We reviewed our retrospective RVF database (2009–2019). Patients were captured through imaging and surgical coding. Outcomes included patient satisfaction, fistula closure and stoma reversal.

Results

We identified 66 patients with CD RVF from our database of 327 RVF patients, with a median age of 40 years and mean follow up of 6.3 years. Cross-sectional analysis of patients’ initial symptoms, management and outcomes identified three groups: 1-quiescent luminal disease, with minimal fistula symptoms; 2-quiescent luminal disease, but moderate fistula symptoms (suitable for RVF repair); 3-poorly controlled luminal disease and active fistula, requiring medical control and/or defunctioning before RVF repair.

Thirty-one patients were identified in group 1 (‘minimal symptoms’). The median age was 37 years and most were on Infliximab (32%) or combination therapy (45%). Patients reported a negative impact on the quality of life (QoL) (39%), such as sex avoidance and psychosocial impairment. Some patients later required defunctioning (22%) or proctectomy (13%). Fistula symptoms improved in 16% following medical treatment alone. One patient developed a mucinous adenocarcinoma.

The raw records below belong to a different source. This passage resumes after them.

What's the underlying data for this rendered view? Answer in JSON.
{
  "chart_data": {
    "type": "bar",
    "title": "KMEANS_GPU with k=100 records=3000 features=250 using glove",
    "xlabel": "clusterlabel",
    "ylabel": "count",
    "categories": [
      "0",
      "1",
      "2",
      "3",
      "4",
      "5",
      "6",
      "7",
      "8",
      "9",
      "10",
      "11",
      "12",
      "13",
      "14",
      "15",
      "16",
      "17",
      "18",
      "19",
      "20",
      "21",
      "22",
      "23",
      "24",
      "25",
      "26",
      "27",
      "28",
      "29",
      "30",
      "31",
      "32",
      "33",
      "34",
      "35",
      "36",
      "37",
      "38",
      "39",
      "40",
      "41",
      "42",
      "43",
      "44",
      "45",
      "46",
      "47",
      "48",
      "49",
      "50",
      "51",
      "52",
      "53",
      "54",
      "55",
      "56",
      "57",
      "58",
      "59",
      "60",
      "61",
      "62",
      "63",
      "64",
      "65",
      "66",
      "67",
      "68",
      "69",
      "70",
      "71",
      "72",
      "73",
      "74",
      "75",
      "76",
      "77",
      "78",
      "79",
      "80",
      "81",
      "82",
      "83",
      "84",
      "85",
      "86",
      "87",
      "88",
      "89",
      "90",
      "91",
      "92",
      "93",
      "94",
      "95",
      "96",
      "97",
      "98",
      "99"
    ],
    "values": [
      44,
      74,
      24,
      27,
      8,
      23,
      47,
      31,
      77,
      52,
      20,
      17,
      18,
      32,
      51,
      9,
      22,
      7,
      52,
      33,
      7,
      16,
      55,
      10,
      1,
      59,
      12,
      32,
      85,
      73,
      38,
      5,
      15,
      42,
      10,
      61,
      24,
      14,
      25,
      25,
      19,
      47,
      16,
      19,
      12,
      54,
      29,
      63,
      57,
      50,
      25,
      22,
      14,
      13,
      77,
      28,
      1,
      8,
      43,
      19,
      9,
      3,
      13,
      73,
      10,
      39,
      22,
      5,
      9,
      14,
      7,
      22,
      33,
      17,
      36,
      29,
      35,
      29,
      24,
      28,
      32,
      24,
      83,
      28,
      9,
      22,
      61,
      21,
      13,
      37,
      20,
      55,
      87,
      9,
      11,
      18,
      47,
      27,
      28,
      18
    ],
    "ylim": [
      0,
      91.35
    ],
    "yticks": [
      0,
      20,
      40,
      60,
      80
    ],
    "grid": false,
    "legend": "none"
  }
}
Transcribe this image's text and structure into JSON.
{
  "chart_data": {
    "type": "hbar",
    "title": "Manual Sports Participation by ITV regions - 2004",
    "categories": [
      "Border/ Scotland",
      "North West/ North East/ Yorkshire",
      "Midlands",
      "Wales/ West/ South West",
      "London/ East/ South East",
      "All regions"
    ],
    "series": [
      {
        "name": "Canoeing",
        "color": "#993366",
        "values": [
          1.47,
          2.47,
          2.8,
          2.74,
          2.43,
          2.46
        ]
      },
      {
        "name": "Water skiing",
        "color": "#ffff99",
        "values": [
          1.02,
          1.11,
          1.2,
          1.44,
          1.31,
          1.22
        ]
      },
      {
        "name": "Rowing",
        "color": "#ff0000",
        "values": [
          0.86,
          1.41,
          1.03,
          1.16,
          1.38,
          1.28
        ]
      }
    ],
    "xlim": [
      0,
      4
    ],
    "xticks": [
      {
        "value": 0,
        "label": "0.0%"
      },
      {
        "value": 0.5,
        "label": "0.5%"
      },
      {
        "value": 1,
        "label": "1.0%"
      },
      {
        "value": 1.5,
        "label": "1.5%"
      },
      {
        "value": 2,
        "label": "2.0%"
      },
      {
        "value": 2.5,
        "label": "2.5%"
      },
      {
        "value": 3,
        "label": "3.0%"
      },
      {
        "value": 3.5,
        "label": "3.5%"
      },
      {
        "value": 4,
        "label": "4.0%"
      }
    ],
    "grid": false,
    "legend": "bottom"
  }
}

Nine patients were identified in group 2 (‘immediately suitable for repair’). The median age was 44 years. A low QoL was reported in 44%. Reparative procedures included rectal advancement flap and omentoplasty. Two patients were defunctioned. Fistula closure was seen in 44% after medical and surgical treatment.

Twenty-six patients presented in group 3 (‘poorly controlled luminal disease and active fistula’) and 17 patients joined this group after symptom deterioration (15 from group 1 and 2 from group 2). The median age was 45 years. All patients were on biologics/combination therapy and defunctioned. Some 30% underwent proctectomy. Some patients declined stoma reversal (7%) and proctectomy (12%). Markedly poor QoL was reported in 35% of patients. Medical escalation resulted in fistula closure in 14% of patients.

Conclusion

Complex RVF with poorly controlled disease requires faecal diversion/proctectomy and optimal medical therapy. Well-timed reparative surgery in a selected group yields reasonable outcomes. Management is dependent on factors such as the extent of CD, fistula symptoms, response to medical treatment, suitability for local repair and patient choice.